Compile the model from ONNX to hardware runtime

Now, we can prepare the model for inference on a Samsung Galaxy S24 hosted in the cloud. We choose a runtime, such as LiteRT (formerly known as TFLite). Then, we convert the model from the generic ONNX representation to an appropriate hardware-friendly format:

embedl-hub compile \
    --model /path/to/mobilenet_v2_quantized.onnx \
    --size 1,3,224,224 \
    --device "Samsung Galaxy S24" \
    --runtime tflite

By default, embedl-hub compile will save the compiled model as mobilenet_v2_quantized.tflite.

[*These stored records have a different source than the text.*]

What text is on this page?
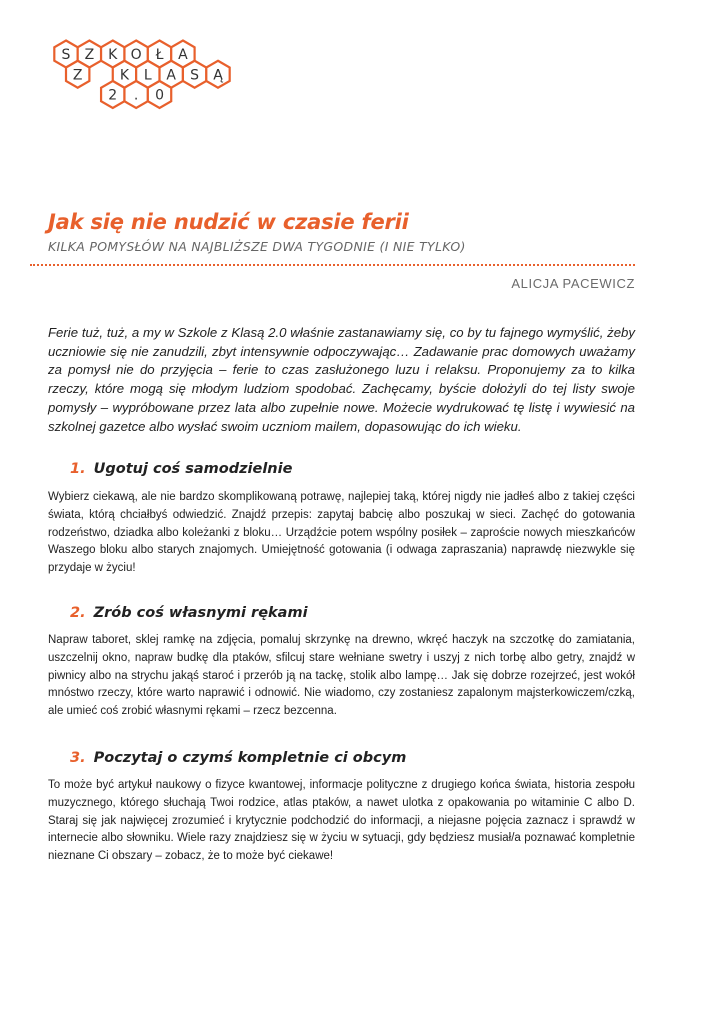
S Z K O Ł A
Z	K L A S Ą
2 . 0
Jak się nie nudzić w czasie ferii
KILKA POMYSŁÓW NA NAJBLIŻSZE DWA TYGODNIE (I NIE TYLKO)
ALICJA PACEWICZ

Ferie tuż, tuż, a my w Szkole z Klasą 2.0 właśnie zastanawiamy się, co by tu fajnego wymyślić, żeby uczniowie się nie zanudzili, zbyt intensywnie odpoczywając… Zadawanie prac domowych uważamy za pomysł nie do przyjęcia – ferie to czas zasłużonego luzu i relaksu. Proponujemy za to kilka rzeczy, które mogą się młodym ludziom spodobać. Zachęcamy, byście dołożyli do tej listy swoje pomysły – wypróbowane przez lata albo zupełnie nowe. Możecie wydrukować tę listę i wywiesić na szkolnej gazetce albo wysłać swoim uczniom mailem, dopasowując do ich wieku.

1. Ugotuj coś samodzielnie

Wybierz ciekawą, ale nie bardzo skomplikowaną potrawę, najlepiej taką, której nigdy nie jadłeś albo z takiej części świata, którą chciałbyś odwiedzić. Znajdź przepis: zapytaj babcię albo poszukaj w sieci. Zachęć do gotowania rodzeństwo, dziadka albo koleżanki z bloku… Urządźcie potem wspólny posiłek – zaproście nowych mieszkańców Waszego bloku albo starych znajomych. Umiejętność gotowania (i odwaga zapraszania) naprawdę niezwykle się przydaje w życiu!

2. Zrób coś własnymi rękami

Napraw taboret, sklej ramkę na zdjęcia, pomaluj skrzynkę na drewno, wkręć haczyk na szczotkę do zamiatania, uszczelnij okno, napraw budkę dla ptaków, sfilcuj stare wełniane swetry i uszyj z nich torbę albo getry, znajdź w piwnicy albo na strychu jakąś staroć i przerób ją na tackę, stolik albo lampę… Jak się dobrze rozejrzeć, jest wokół mnóstwo rzeczy, które warto naprawić i odnowić. Nie wiadomo, czy zostaniesz zapalonym majsterkowiczem/czką, ale umieć coś zrobić własnymi rękami – rzecz bezcenna.

3. Poczytaj o czymś kompletnie ci obcym

To może być artykuł naukowy o fizyce kwantowej, informacje polityczne z drugiego końca świata, historia zespołu muzycznego, którego słuchają Twoi rodzice, atlas ptaków, a nawet ulotka z opakowania po witaminie C albo D. Staraj się jak najwięcej zrozumieć i krytycznie podchodzić do informacji, a niejasne pojęcia zaznacz i sprawdź w internecie albo słowniku. Wiele razy znajdziesz się w życiu w sytuacji, gdy będziesz musiał/a poznawać kompletnie nieznane Ci obszary – zobacz, że to może być ciekawe!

Benchmark the model on remote hardware

Let’s evaluate how well the model performs using remote hardware:

embedl-hub benchmark \
    --model /path/to/mobilenet_v2_quantized.tflite \
    --device "Samsung Galaxy S24"

Benchmarking the model gives useful information such as the model’s latency on the hardware platform, which layers are slowest, the number of layers executed on each compute unit type, and more! We can use this information for advanced debugging and for iterating on the model’s design. We can answer questions like:

  • Can we optimize the slowest layer?
  • Why aren’t certain layers executed on the correct compute unit?